For each patient whose WGS report discussed at the GTAB, there should be a structured step-by-step review of results as follows.
The first step is to discuss the clinical context of the patient. This includes information regarding whether the sample submitted for WGS was from a resection or biopsy sample. Was the pathological diagnosis the same as that clinically suspected when the tissue was sent for WGS? Does the patient have localised disease and if so, have they undergone surgical resection? Does the patient have locally advanced or metastatic disease, and if so, what line of treatment are they receiving? Has the clinical context changed from when the biopsy was taken? Are they clinically fit enough for further treatment?
When reviewing the WGS report, firstly, all demographic information should be confirmed, followed by a review of the quality metrics of the sample and the sequencing undertaken, including cellularity, tumour content and sequencing coverage.
Somatic domain 1 and 2 variants should be reviewed as these may have a clinical impact with regard to prognosis or therapeutics. The report contains relevant information to appraise the variant, including the gene it is identified in, the cDNA and protein change, and the predicted consequence (i.e. frameshift variant or missense variant). Certain metrics are critical for variant interpretation, such as supporting reads (depth of coverage) and variant allele frequency (VAF), and should be reviewed when evaluating the called variant, along with the COSMIC ID (if present for this variant) and links to clinical trials at the gene, and for some tumour types, at the variant level. If a variant is not well characterised, further investigation or evidence may be required by a member of the GTAB, before or after the meeting to aid interpretation and advise on whether validation is appropriate. Structural variants, including translocations and CNVs, should also be reviewed, particularly if there is a known standard-of-care testing for a particular tumour type, such as EML4-ALK in non-small cell lung cancer or ERBB2 amplification in breast cancer.

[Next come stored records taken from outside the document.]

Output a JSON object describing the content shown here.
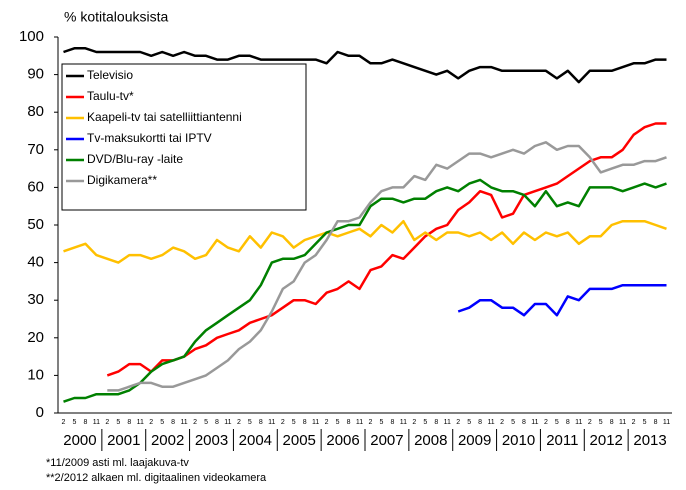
{
  "chart_data": {
    "type": "line",
    "y_label": "% kotitalouksista",
    "categories": [
      "2",
      "5",
      "8",
      "11",
      "2",
      "5",
      "8",
      "11",
      "2",
      "5",
      "8",
      "11",
      "2",
      "5",
      "8",
      "11",
      "2",
      "5",
      "8",
      "11",
      "2",
      "5",
      "8",
      "11",
      "2",
      "5",
      "8",
      "11",
      "2",
      "5",
      "8",
      "11",
      "2",
      "5",
      "8",
      "11",
      "2",
      "5",
      "8",
      "11",
      "2",
      "5",
      "8",
      "11",
      "2",
      "5",
      "8",
      "11",
      "2",
      "5",
      "8",
      "11",
      "2",
      "5",
      "8",
      "11"
    ],
    "year_labels": [
      "2000",
      "2001",
      "2002",
      "2003",
      "2004",
      "2005",
      "2006",
      "2007",
      "2008",
      "2009",
      "2010",
      "2011",
      "2012",
      "2013"
    ],
    "ylim": [
      0,
      100
    ],
    "yticks": [
      0,
      10,
      20,
      30,
      40,
      50,
      60,
      70,
      80,
      90,
      100
    ],
    "series": [
      {
        "name": "Televisio",
        "color": "#000000",
        "values": [
          96,
          97,
          97,
          96,
          96,
          96,
          96,
          96,
          95,
          96,
          95,
          96,
          95,
          95,
          94,
          94,
          95,
          95,
          94,
          94,
          94,
          94,
          94,
          94,
          93,
          96,
          95,
          95,
          93,
          93,
          94,
          93,
          92,
          91,
          90,
          91,
          89,
          91,
          92,
          92,
          91,
          91,
          91,
          91,
          91,
          89,
          91,
          88,
          91,
          91,
          91,
          92,
          93,
          93,
          94,
          94
        ]
      },
      {
        "name": "Taulu-tv*",
        "color": "#ff0000",
        "values": [
          null,
          null,
          null,
          null,
          10,
          11,
          13,
          13,
          11,
          14,
          14,
          15,
          17,
          18,
          20,
          21,
          22,
          24,
          25,
          26,
          28,
          30,
          30,
          29,
          32,
          33,
          35,
          33,
          38,
          39,
          42,
          41,
          44,
          47,
          49,
          50,
          54,
          56,
          59,
          58,
          52,
          53,
          58,
          59,
          60,
          61,
          63,
          65,
          67,
          68,
          68,
          70,
          74,
          76,
          77,
          77
        ]
      },
      {
        "name": "Kaapeli-tv tai satelliittiantenni",
        "color": "#ffc000",
        "values": [
          43,
          44,
          45,
          42,
          41,
          40,
          42,
          42,
          41,
          42,
          44,
          43,
          41,
          42,
          46,
          44,
          43,
          47,
          44,
          48,
          47,
          44,
          46,
          47,
          48,
          47,
          48,
          49,
          47,
          50,
          48,
          51,
          46,
          48,
          46,
          48,
          48,
          47,
          48,
          46,
          48,
          45,
          48,
          46,
          48,
          47,
          48,
          45,
          47,
          47,
          50,
          51,
          51,
          51,
          50,
          49
        ]
      },
      {
        "name": "Tv-maksukortti tai IPTV",
        "color": "#0000ff",
        "values": [
          null,
          null,
          null,
          null,
          null,
          null,
          null,
          null,
          null,
          null,
          null,
          null,
          null,
          null,
          null,
          null,
          null,
          null,
          null,
          null,
          null,
          null,
          null,
          null,
          null,
          null,
          null,
          null,
          null,
          null,
          null,
          null,
          null,
          null,
          null,
          null,
          27,
          28,
          30,
          30,
          28,
          28,
          26,
          29,
          29,
          26,
          31,
          30,
          33,
          33,
          33,
          34,
          34,
          34,
          34,
          34
        ]
      },
      {
        "name": "DVD/Blu-ray -laite",
        "color": "#008000",
        "values": [
          3,
          4,
          4,
          5,
          5,
          5,
          6,
          8,
          11,
          13,
          14,
          15,
          19,
          22,
          24,
          26,
          28,
          30,
          34,
          40,
          41,
          41,
          42,
          45,
          48,
          49,
          50,
          50,
          55,
          57,
          57,
          56,
          57,
          57,
          59,
          60,
          59,
          61,
          62,
          60,
          59,
          59,
          58,
          55,
          59,
          55,
          56,
          55,
          60,
          60,
          60,
          59,
          60,
          61,
          60,
          61
        ]
      },
      {
        "name": "Digikamera**",
        "color": "#999999",
        "values": [
          null,
          null,
          null,
          null,
          6,
          6,
          7,
          8,
          8,
          7,
          7,
          8,
          9,
          10,
          12,
          14,
          17,
          19,
          22,
          27,
          33,
          35,
          40,
          42,
          46,
          51,
          51,
          52,
          56,
          59,
          60,
          60,
          63,
          62,
          66,
          65,
          67,
          69,
          69,
          68,
          69,
          70,
          69,
          71,
          72,
          70,
          71,
          71,
          68,
          64,
          65,
          66,
          66,
          67,
          67,
          68
        ]
      }
    ],
    "notes": [
      "*11/2009 asti ml. laajakuva-tv",
      "**2/2012 alkaen ml. digitaalinen videokamera"
    ]
  }
}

As discussed above, only known pathogenic mutations in cancer genes with a 3-star ClinVar rating are flagged to the clinical team. A senior clinical scientist should review and interpret any report tier 3 variants. This ensures that only highly penetrant mutations as reviewed by an expert panel are reported, alleviating concerns about identifying variants of unknown significance (VUS). Any findings are highlighted to the clinical genetics team to contact the patient and arrange an appointment. Importantly, a discrepancy in suspected and eventual tumour type may mean some germline variants are not reported because of lack in evidence in one tumour type compared with another. This would necessitate a repeat analysis. Secondly, if a GTAB is reviewing a cancer panel test rather than WGS, the germline is unlikely to be sequenced. In this case, it is important that the clinical scientists and clinical geneticists identify common germline variants if found in the panel and organise appropriate germline testing. In the case of deceased patients, the guidance recommends that only pertinent germline variants need to be reviewed due to the potential impact for relatives.
Tumour mutational burden
The whole genome report provides a wealth of information, including pan-genomic markers detailed in the supplementary information of the genome report . The first of these is tumour mutational burden (TMB) which is quantified in coding SNVs per megabase. Recent work has shown that TMB may serve as a predictive or prognostic biomarker of response to immunotherapy, due to its correlation with neoantigens, which are expressed on the tumour cell surface and recognised by the immune system. If TMB is greater than 10 coding SNVs per megabase, this may prompt consideration of immunotherapy, within a trial setting. It may also support the finding of a mismatch repair deficiency/microsatellite instability on standard-of-care testing. The 100,000 Genomes WGS report includes a rainfall plot which visually displays mutational burden across the genome and highlights areas of hypermutation or ‘kataegis’ , but the clinical relevance of these areas of hypermutation is not yet fully understood.
A second pan-genomic marker includes mutational signatures. These are patterns of mutational combinations associated with particular mutational processes that may be intrinsic or extrinsic . There are over 30 mutational signatures with the vast majority of unknown aetiology. However, some are clinically relevant, including those associated with tobacco exposure, UV light and failures of DNA repair mechanisms including mismatch repair and double-strand break repair. They therefore may simply act to support the known pathological diagnosis, e.g. tobacco exposure in a small cell lung cancer, or may provide insights into the possible aetiology of a cancer such as failure of DNA repair mechanisms . In the 100,000 WGS report, this is displayed by both a bar graph showing the percentage of each mutational signature within the tumour (Fig. 2a) and a histogram of the percentage of each type of base substitution (in a trinucleotide context) (Fig. 2b).
In the case of the 100,000 Genomes WGS report, somatic information, including sequencing coverage, small variants and structural variants, is visually represented via a circos plot (Fig. 2c).
Following the review of a 100,000 Genomes WGS report, the GTAB may issue one of five outcomes in their clinical report (Table 2) . They will also provide additional information to the treating clinician including advice on validation method (see above) and relevant clinical trials. The 100,000 Genomes report provides links to clinical trials with information about inclusion criteria and recruiting status, but this should always be verified by the GTAB and treating clinician.